Anyone else ever get the feeling that they're all one person and we're all connected irrevocably in some form of oneness? Right now we're all blind men touching an elephant etc? I'm not a robot please be groovy and love one another
People who talk like this are generally the worst kind of burnout, the faux messiah. It's painful to listen to them vaguely babble about enlightenment and how we're all just one consciousness, knowing that they've completely fried their brains to this point. Psychedelics are a powerful tool, and gibbering retards like OP remind us what happens when you overuse then.
Yo I don't do drugs homie. Nothing against them. Hegel was a total fiend and all philosophy is axiomatic i.e. consensus-oriented. And I'm saying we're all one dude. And the elephant is the truth we're looking for as a group.
We are all connected as a universe and are composed of constantly shifting molecules so there is no real "self". However we subjectively experience different manifestations of the universe that we feel we need to practice social boundaries around, thus why we have to be in contest with everything, not realizing it's with our own delusional egos. But if we are simply kind to one another, then the whole universe will experience a timeless joy.

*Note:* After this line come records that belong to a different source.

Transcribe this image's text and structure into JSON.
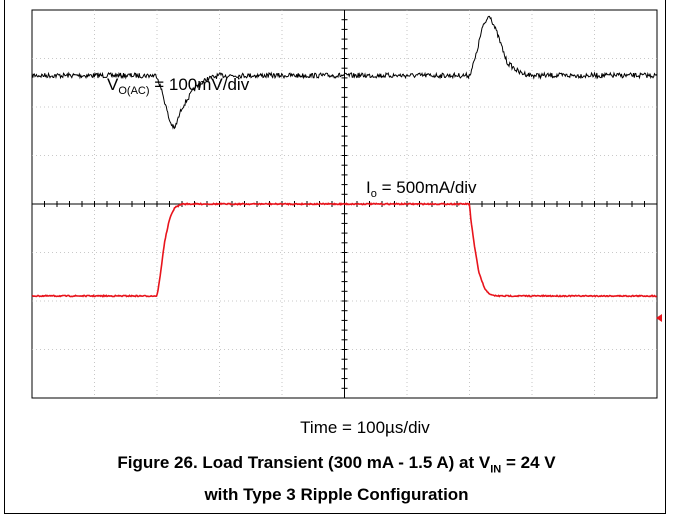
{
  "chart_data": {
    "type": "line",
    "title": "",
    "xlabel": "Time = 100µs/div",
    "ylabel": "",
    "grid": true,
    "x_divisions": 10,
    "y_divisions": 8,
    "x_unit": "µs",
    "x_per_div": 100,
    "xlim": [
      0,
      1000
    ],
    "series": [
      {
        "name": "",
        "channel": "VO(AC)",
        "scale_text": "100mV/div",
        "color": "#000000",
        "units": "mV",
        "x": [
          0,
          200,
          210,
          220,
          228,
          240,
          260,
          280,
          300,
          400,
          500,
          600,
          700,
          710,
          720,
          732,
          745,
          760,
          780,
          800,
          1000
        ],
        "y": [
          0,
          0,
          -70,
          -155,
          -185,
          -110,
          -45,
          -12,
          0,
          0,
          0,
          0,
          0,
          65,
          160,
          210,
          140,
          45,
          10,
          0,
          0
        ]
      },
      {
        "name": "",
        "channel": "Io",
        "scale_text": "500mA/div",
        "color": "#e8141c",
        "units": "A",
        "x": [
          0,
          200,
          205,
          212,
          220,
          228,
          240,
          260,
          300,
          400,
          500,
          600,
          700,
          702,
          708,
          715,
          725,
          735,
          745,
          1000
        ],
        "y": [
          0.3,
          0.3,
          0.55,
          1.0,
          1.3,
          1.45,
          1.5,
          1.5,
          1.5,
          1.5,
          1.5,
          1.5,
          1.5,
          1.3,
          0.95,
          0.6,
          0.38,
          0.31,
          0.3,
          0.3
        ]
      }
    ]
  },
  "labels": {
    "vo_main": "V",
    "vo_sub": "O(AC)",
    "vo_rest": " = 100mV/div",
    "io_main": "I",
    "io_sub": "o",
    "io_rest": " = 500mA/div",
    "time": "Time = 100µs/div"
  },
  "caption": {
    "line1_pre": "Figure 26. Load Transient (300 mA - 1.5 A) at V",
    "line1_sub": "IN",
    "line1_post": " = 24 V",
    "line2": "with Type 3 Ripple Configuration"
  }
}
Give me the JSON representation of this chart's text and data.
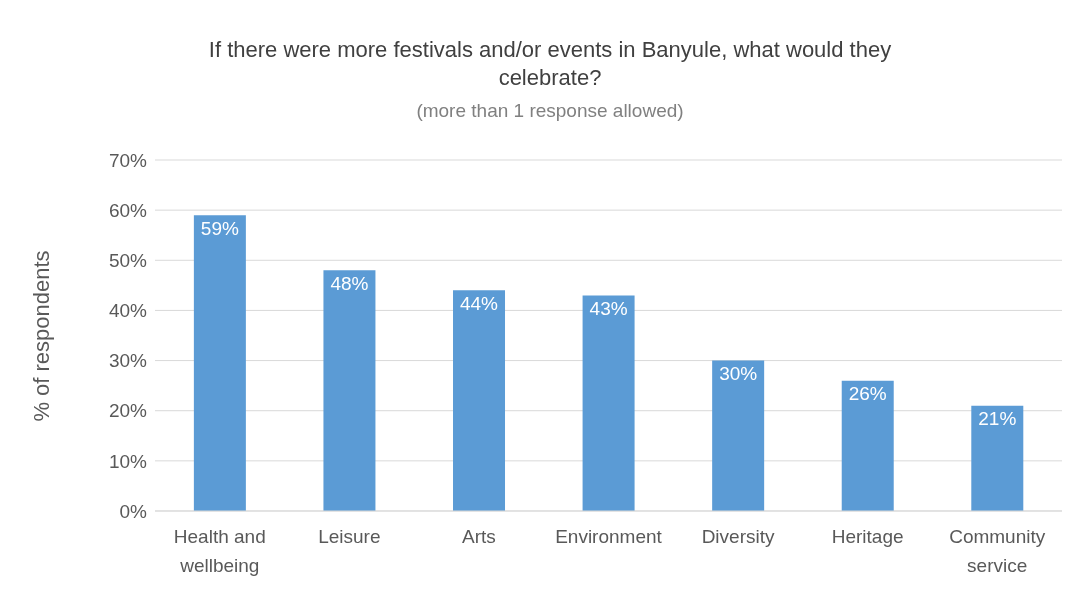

leave with your deceptive new age bullshit.
what you're thinking of is collective unconscious, but you probably just watched zeitgeist after smoking a bunch of pot and now you feel all high and mighty.
Being a species that's both intellectual and social, we have a "shared subjectivity" (or intersubjectivity) that people mistake for a collective unconscious. But it's really just that we experience the world in ways that are different but largely mutually comprehensible, and we're prone to talk to each other and relate those experiences.
Ignore everyone who calls you an idiot. Im right there with you. I honestly feel like consciousness is like a cloud hovering all over and our brains act like little funnels allowing some of it in.
So aren't you guys projecting your own versions of stupidity onto your own versions of other people? Do the haters feel the funk? Take a deep breathe and realize the consensus can be about love or hate or abraxas or whatever; we all one regardless Jr.
I've thought about it, like we're all of humanity shares a collective conscience that we need to embrace before we can truly feel.
I have a theory, that the internet and all forms of communication before it are a result of a our need to feel in-tune with one another
I don't think it's stupid to believe in a collective unconscious, but I think it's very ordinary. It's exactly the kind of simplifying belief I'd expect someone to take; it's the kind of belief that feels empowering, or that feels like it carries a lot of water in explaining what's going on in the world. It also makes sense in how the world "seems dualistic," that there are "beings" and "lifeless matter" with a bright line between the two.
So it's a belief that I can't hold because it's too easy and too glib, and its alleged explanatory power doesn't hold up to pressure. To answer your original question, then, I project my version of stupidity onto myself, and only onto others through me. Your weakness is my weakness, as it were.
Every thing is shared, for we are all borne out of the universe, and as an extension of the universe, mother earth.
All of the compounds we are made of stem from the death of stars. Somehow these molecules band to make amino acids which band to make DNA, and somehow allow organisms to have thought and instinct. Humans, on almost every level, are the same as one another. The only differences we have are of the mind.
I overdosed on LSD once with my partner. We both had the same feeling that we "knew everything". That really isn't exactly what happened because thats just preposterous but its the only words that could possibly come close. I suppose it was like understanding all of your own psychology and all of logic all at once. I started to understand why I was so sad in my life and how my ego and want to keep existing and prove that I'm important was hindering my happiness. In this moment of "knowing everything" we didn't say a word to eachother. Afterwards we talked about it and at the time we both felt like there was no need to communicate. I suppose the idea is that since we both knew "everything" there was nothing we had to say to eachother. It felt like communicating without needing to express anything at all. I haven't thought about it nearly enough yet but it feels to me that inside all of us is this set of "logic" and our ability to see/use this logic is a sense much like sight and sound. I believe that when we can see this "logic" perfectly we all follow the same rules. Our personalities seem to melt away and we understand and feel the same things. In this way I believe that we are all sort of a collective consciousness because we abide by the same rules. Again, I don't really think Im putting my feelings into words well enough. Im not so sure that normal language is well enough equipped to articulate experiences like this.